Se non sapete che fare, prendetevi mezz’ora e scrivete una lettera. Al compagno o alla compagna, ad un amico lontano, a un parente: scegliete voi. Però scrivetela, è importante. Prendete carta e penna e riversate su carta i pensieri che vi frullano in testa, le aspettative, le preoccupazioni e soprattutto le speranze. Fatelo, mi raccomando: scrivere una lettera aiuta. Vi sottrae al rischio digitale di dimenticare la vostra calligrafia e vi consente di mostrare a una persona cara che non vi siete dimenticati di lei.  E fatelo anche perché oggi, di lettere, non se ne scrivono più: fiumi di e-mail e alluvioni incessanti di messaggini, ma non più lettere.

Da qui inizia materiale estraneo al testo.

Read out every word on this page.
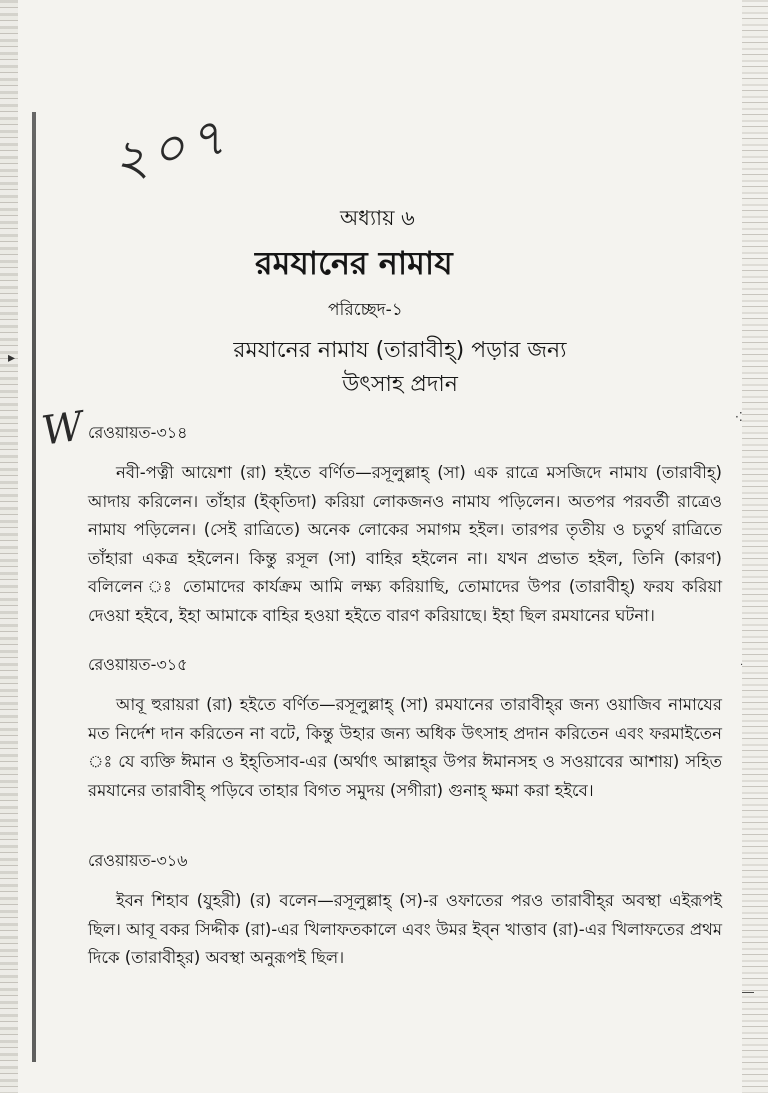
▸
·⁚
·
―
২০৭
W
অধ্যায় ৬
রমযানের নামায
পরিচ্ছেদ-১
রমযানের নামায (তারাবীহ্‌) পড়ার জন্য
উৎসাহ প্রদান
রেওয়ায়ত-৩১৪

নবী-পত্নী আয়েশা (রা) হইতে বর্ণিত—রসূলুল্লাহ্‌ (সা) এক রাত্রে মসজিদে নামায (তারাবীহ্‌) আদায় করিলেন। তাঁহার (ইক্‌তিদা) করিয়া লোকজনও নামায পড়িলেন। অতপর পরবর্তী রাত্রেও নামায পড়িলেন। (সেই রাত্রিতে) অনেক লোকের সমাগম হইল। তারপর তৃতীয় ও চতুর্থ রাত্রিতে তাঁহারা একত্র হইলেন। কিন্তু রসূল (সা) বাহির হইলেন না। যখন প্রভাত হইল, তিনি (কারণ) বলিলেন ঃ তোমাদের কার্যক্রম আমি লক্ষ্য করিয়াছি, তোমাদের উপর (তারাবীহ্‌) ফরয করিয়া দেওয়া হইবে, ইহা আমাকে বাহির হওয়া হইতে বারণ করিয়াছে। ইহা ছিল রমযানের ঘটনা।

রেওয়ায়ত-৩১৫

আবূ হুরায়রা (রা) হইতে বর্ণিত—রসূলুল্লাহ্‌ (সা) রমযানের তারাবীহ্‌র জন্য ওয়াজিব নামাযের মত নির্দেশ দান করিতেন না বটে, কিন্তু উহার জন্য অধিক উৎসাহ প্রদান করিতেন এবং ফরমাইতেন ঃ যে ব্যক্তি ঈমান ও ইহ্‌তিসাব-এর (অর্থাৎ আল্লাহ্‌র উপর ঈমানসহ ও সওয়াবের আশায়) সহিত রমযানের তারাবীহ্‌ পড়িবে তাহার বিগত সমুদয় (সগীরা) গুনাহ্‌ ক্ষমা করা হইবে।

রেওয়ায়ত-৩১৬

ইবন শিহাব (যুহরী) (র) বলেন—রসূলুল্লাহ্‌ (স)-র ওফাতের পরও তারাবীহ্‌র অবস্থা এইরূপই ছিল। আবূ বকর সিদ্দীক (রা)-এর খিলাফতকালে এবং উমর ইব্‌ন খাত্তাব (রা)-এর খিলাফতের প্রথম দিকে (তারাবীহ্‌র) অবস্থা অনুরূপই ছিল।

Ed è un peccato, perché la carta conserva più a lungo e soprattutto più concretamente quel che le viene affidato, che pure se ingiallisce resta. Poi è vero: le lettere viaggiano lente, anzi lentissime; a volte impiegano quasi una settimana, altre ancora di più. Ma quando arrivano finalmente a destinazione, oltre che nel cassetto dove vengono riposte, rimangono nel cuore; di chi le ha ricevute naturalmente, ed anche di chi verrà dopo e un giorno rileggerà. Scoprendo magari quanto innamorati fossero, tanti anni prima, quei due. Che grazie alle parole impresse su quelle lettere, è come se vivessero ancora e fossero lì, accanto a chi legge. A salutarsi. A sorridersi. A dirsi le cose più belle del mondo.